Cam was elected in 1990 but would end up resigning the Labour whip over the town hall’s failure to tackle the administrative crisis that engulfed it over the following decade.
His friend, Lea Bridge councillor Ian Rathbone (Lab), this week led tributes to a “great community activist” who was “never one to mince his words when it came to politics and what was right and what was wrong”.
“I’m glad we had someone who could speak their mind and the truth,” said Cllr Rathbone. “He wanted society to change and he set about trying to do that, whatever the personal cost.
“He supported the establishment of the Turkish and Kurdish communities in Hackney, being the first president of the Halkevi Centre, and he set Hackney on the road of recycling food at a time when it was not on the agenda. He was a pioneer, and a prophet, and great bloke who will be sadly missed.”
Born in Scotland, Cam worked as an apprentice – first for a butcher, then as a colliery mechanic with the Scottish Coal Board. After finding himself out of work, he hitch-hiked to London in the early 1970s and at first worked as a “chambermaid”. According to long-term partner Julia Lafferty, he told his bemused employment agency that “you don’t need a fanny to make a bed”.
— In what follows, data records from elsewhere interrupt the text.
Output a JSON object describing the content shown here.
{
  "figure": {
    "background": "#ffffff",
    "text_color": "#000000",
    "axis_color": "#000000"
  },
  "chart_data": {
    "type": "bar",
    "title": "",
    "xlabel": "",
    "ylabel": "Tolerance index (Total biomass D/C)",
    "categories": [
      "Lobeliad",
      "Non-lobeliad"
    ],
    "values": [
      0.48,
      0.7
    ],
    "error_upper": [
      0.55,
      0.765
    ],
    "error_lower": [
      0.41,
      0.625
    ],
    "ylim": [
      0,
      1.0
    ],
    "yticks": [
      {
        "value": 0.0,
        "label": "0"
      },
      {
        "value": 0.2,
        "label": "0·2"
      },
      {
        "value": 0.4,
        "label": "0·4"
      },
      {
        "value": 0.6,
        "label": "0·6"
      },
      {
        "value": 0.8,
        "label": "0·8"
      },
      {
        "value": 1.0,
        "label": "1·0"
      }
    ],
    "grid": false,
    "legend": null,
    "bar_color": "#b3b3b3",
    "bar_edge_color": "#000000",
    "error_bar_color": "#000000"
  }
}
He enrolled at Sussex University as a mature student aged 29 and went on to become union president, overseeing the establishment of the Mandela Scholarship for black South African students denied a university education under Apartheid. But he abandoned his studies after being offered a job with the Association of Scientific, Technical and Managerial Staffs (ASTMS) union.
Friend Tina Walsh, of Clapton, said: “Cam was larger than life and made such a good, true and powerful contribution to Hackney and particularly Clapton. I have great memories of his honesty and strength when speaking up on behalf of everyone. He will be very missed and irreplaceable.”
Cam’s funeral takes place on Friday and all are welcome. Speakers include Mehmet Ali Dikerdem, with whom Cam campaigned for the release of imprisoned members of the Turkish Peace Association in the 1980s.
The ceremony is at 3pm at the City of London Cemetery, Manor Park.